Oh, the trials of being 3. (Did I mention that already? Because a lot of my life at the moment feels like “Groundhog Day.”)


Right now Kostyn’s favorite things in the world are trains, sprinklers, bubbles, cars, books, bugs, ice cream and Evan. He is getting more physical every day, wrestling and climbing and jumping and head-butting and bouncing off the walls (literally) for a laugh. He is curious and careful. He loves to sing, but only on his terms. Every week we go to a playgroup/storytime at a local church, and he refuses to sing the songs with the rest of us (although he will do the hand motions that go with the tunes). But on the ride home, and for the rest of the day, and three nights later in the tub, and in the grocery store checkout line a month after that, he will sing all the songs he learned at the church over and over, sometimes asking me to join him and other times telling me to shut my trap when I try to sing along.

“I’ve got peeeeeeace like a riverrrrr, I’ve got peace...”

“No Mommy!”

“....like a river....”

“NO Mommy! No, it’s NOT. You CAN’T sing.”

“Um, OK.”


Incidentally, when he’s in a “No singing!” mood, it doesn’t just apply to singing silly storytime songs. He also considers “singing” to be humming, clapping, snapping, or tapping one’s fingers on, say, the steering wheel. “Stop singing!” he’ll admonish me from his car seat if he sees my thumbs moving like drumsticks as we listen to the car radio.

He’s trying on a sense of humor these days, too, which I find adorable and surprising. He tells me, “Mommy, you’re a silly...boy,” and his dimples get deeper with every giggle. Then he follows up the joke with more. “And Daddy’s a silly tree, and Evan’s a silly dog.” And I shake my head and scoop him up and kiss his face a dozen times while he writhes around and explodes with laughter as I tell him he’s a silly house.

Ice creammmmm!

“I wipe your kisses off Mommy,” he says with a smile, waiting for my reaction, and I tell him it’s impossible to wipe off a mother’s kiss because it seeps right into your skin instantly and besides, I’m going to kiss him a million-billion more times and he can’t possibly wipe them all away. And then I kiss him six times for good measure and he claws at his face and shakes his head and laughs in a way that says “I love you and your kisses, Mommy.” And my heart is so full that I forget about the whining and the shoving and the Time Outs and the “NO SINGING!” and just soak up the laughter, the dimples, and those impossibly huge brown eyes.
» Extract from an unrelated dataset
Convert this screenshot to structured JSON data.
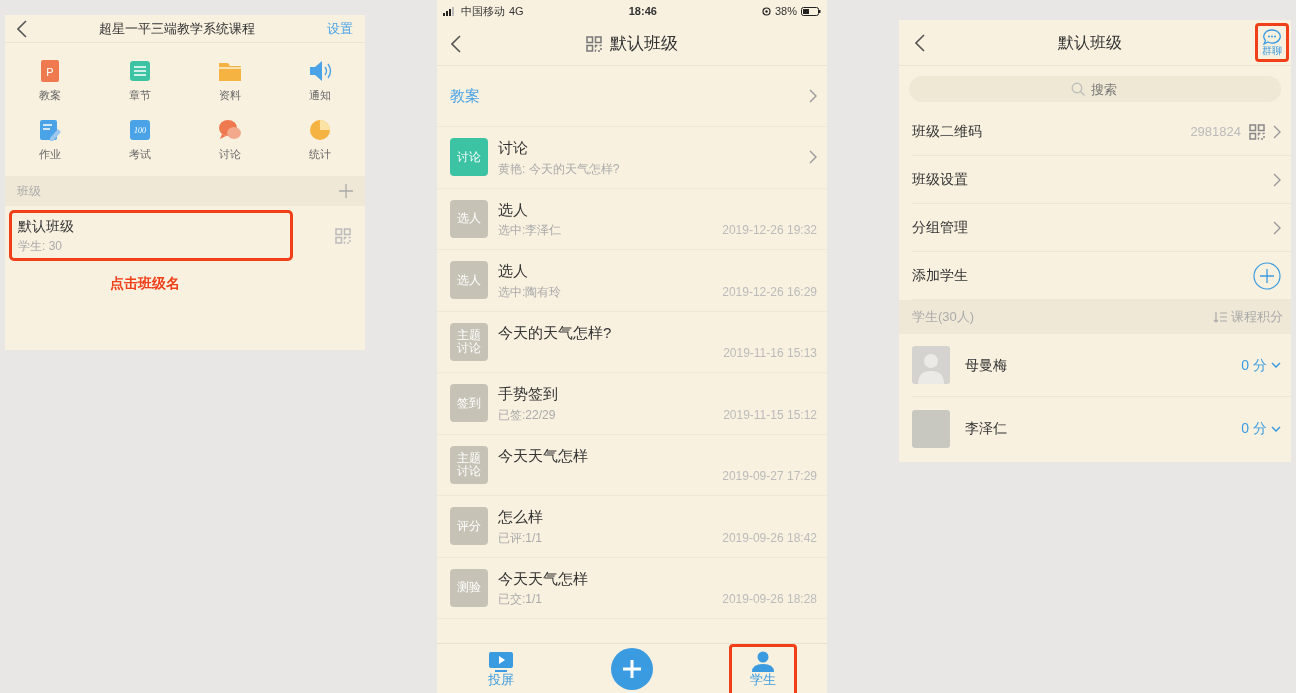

So there ya have it. I have a 3-year-old who wipes off my kisses and calls me a boy and tries to walk on my shins when I’m kneeling on the floor changing his brother’s diaper. Yep, that toddler facade is fading fast and in its place a silly boy is emerging, an aggressive, thoughtful, sweet, complicated, quirky little boy.


He is the only pretty child in the world, and I have him.


Maestra said...

Awesome Robyn, just awesome!

Dee said...

Beautiful, and oh how I missed your writing....especially about your beautiful boys

Lyn said...

Oh Robyn...a talent like yours is a magical gift. I'm not exactly sure why, but I was crying like a baby when I finished reading this. Your writing always moves me, that's for sure...but there was something a little deeper about these tears today. I think it is partly because Leah is almost a full year older than Kostyn so when I read about him, I fondly remember her younger days. And then hearing about the relationship your boys have with each other makes me yearn to give Leah a sibling (luckily, this feeling will pass the next time I am locked in a war of wills with Leah...which will probably happen tonight...). One thing is true...those boys have been blessed with an amazing mama...and they will never for even one second doubt it. Glad your blogger's block is un-blocked!